Simultaneous folding of alternative RNA structures with mutual constraints: an application to next-generation sequencing-based RNA structure probing
Cuncong Zhong, Department of EECS, University of Central Florida, Orlando, FL 32816-2362 USA, cczhong at eecs dot ucf dot edu
Shaojie Zhang*, Department of EECS, University of Central Florida, Orlando, FL 32816-2362 USA, shzhang at eecs dot ucf dot edu
*To whom the correspondence should be addressed to.
Recent advances in next-generation sequencing technology have significantly promoted high-throughput experimental
probing of RNA secondary structures. The resulting enzymatic or chemical probing information is then
incorporated into a minimum free energy folding algorithm to predict more accurate RNA secondary structures.
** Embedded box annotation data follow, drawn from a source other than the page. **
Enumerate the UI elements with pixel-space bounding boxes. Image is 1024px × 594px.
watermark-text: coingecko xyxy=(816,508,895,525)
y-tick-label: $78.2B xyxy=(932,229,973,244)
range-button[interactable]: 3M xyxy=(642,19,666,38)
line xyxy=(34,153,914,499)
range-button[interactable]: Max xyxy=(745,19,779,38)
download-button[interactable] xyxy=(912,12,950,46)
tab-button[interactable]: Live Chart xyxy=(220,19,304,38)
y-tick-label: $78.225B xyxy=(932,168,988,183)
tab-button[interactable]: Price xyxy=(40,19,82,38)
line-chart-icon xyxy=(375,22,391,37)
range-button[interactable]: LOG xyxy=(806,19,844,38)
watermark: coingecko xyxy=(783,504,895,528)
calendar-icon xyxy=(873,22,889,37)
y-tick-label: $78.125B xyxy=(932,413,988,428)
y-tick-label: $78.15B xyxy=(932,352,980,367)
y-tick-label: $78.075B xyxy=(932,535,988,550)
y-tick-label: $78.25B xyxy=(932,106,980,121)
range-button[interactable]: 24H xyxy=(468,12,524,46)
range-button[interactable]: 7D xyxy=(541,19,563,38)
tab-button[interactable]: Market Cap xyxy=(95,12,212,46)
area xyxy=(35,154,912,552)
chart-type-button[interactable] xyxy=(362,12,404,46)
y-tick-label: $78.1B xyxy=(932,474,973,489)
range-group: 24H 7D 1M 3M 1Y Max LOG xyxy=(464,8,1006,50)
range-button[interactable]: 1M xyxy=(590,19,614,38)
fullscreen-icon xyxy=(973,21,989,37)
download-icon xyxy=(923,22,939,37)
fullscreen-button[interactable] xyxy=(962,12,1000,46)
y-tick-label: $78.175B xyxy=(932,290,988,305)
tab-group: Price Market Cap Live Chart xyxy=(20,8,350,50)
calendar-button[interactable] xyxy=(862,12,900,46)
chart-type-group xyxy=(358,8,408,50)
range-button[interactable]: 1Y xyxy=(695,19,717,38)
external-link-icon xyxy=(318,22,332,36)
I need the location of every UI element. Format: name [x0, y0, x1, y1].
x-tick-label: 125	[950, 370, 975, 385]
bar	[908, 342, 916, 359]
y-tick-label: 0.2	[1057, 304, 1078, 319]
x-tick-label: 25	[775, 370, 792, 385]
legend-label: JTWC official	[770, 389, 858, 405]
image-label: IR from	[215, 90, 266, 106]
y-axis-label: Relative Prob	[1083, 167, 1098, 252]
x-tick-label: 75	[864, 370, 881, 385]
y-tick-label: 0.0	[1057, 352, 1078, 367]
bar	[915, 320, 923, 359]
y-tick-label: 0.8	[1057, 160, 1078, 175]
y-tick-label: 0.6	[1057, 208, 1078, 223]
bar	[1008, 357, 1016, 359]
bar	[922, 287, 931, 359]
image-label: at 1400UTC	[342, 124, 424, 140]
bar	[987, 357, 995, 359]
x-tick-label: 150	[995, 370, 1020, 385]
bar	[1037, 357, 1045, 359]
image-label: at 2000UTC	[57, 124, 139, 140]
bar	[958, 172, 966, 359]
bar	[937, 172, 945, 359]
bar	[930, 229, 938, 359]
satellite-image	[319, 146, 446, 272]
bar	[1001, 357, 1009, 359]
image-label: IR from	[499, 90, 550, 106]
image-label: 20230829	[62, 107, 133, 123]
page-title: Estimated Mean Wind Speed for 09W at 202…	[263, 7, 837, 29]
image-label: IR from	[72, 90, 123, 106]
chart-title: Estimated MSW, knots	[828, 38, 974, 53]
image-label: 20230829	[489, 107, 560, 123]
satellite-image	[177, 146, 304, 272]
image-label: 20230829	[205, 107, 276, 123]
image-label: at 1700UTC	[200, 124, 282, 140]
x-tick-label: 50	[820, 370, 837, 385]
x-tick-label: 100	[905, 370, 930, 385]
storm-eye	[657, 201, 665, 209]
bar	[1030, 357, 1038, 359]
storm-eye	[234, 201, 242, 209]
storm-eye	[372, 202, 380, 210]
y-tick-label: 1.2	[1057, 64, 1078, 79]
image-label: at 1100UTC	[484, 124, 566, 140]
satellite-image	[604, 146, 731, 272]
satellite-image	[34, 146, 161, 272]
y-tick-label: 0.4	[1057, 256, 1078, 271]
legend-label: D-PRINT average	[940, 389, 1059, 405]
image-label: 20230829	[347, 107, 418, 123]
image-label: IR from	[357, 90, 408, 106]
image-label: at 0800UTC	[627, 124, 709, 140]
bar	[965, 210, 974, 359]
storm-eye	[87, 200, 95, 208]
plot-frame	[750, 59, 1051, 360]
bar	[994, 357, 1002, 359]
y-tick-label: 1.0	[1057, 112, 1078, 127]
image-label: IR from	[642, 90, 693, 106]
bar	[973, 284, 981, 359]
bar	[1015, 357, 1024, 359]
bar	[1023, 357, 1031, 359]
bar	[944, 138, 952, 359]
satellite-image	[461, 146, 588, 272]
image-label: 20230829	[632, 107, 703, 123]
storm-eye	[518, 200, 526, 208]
A drawback of this approach is that it does not consider the presence of alternative RNA structures. In addition,
the alternative RNA structures may contaminate experimental probing information of each other and direct
the minimum free energy folding to a wrong direction. In this article, we present a combinatorial solution for
this problem, where two alternative structures can be folded simultaneously given the experimental probing information
regarding the mixture of these two alternative structures. We have tested our algorithm with artificially
generated mixture probing data on adenine riboswitch and TPP riboswitch. The experimental results show that our
algorithm can successfully recover the ON and OFF structures of these riboswitches.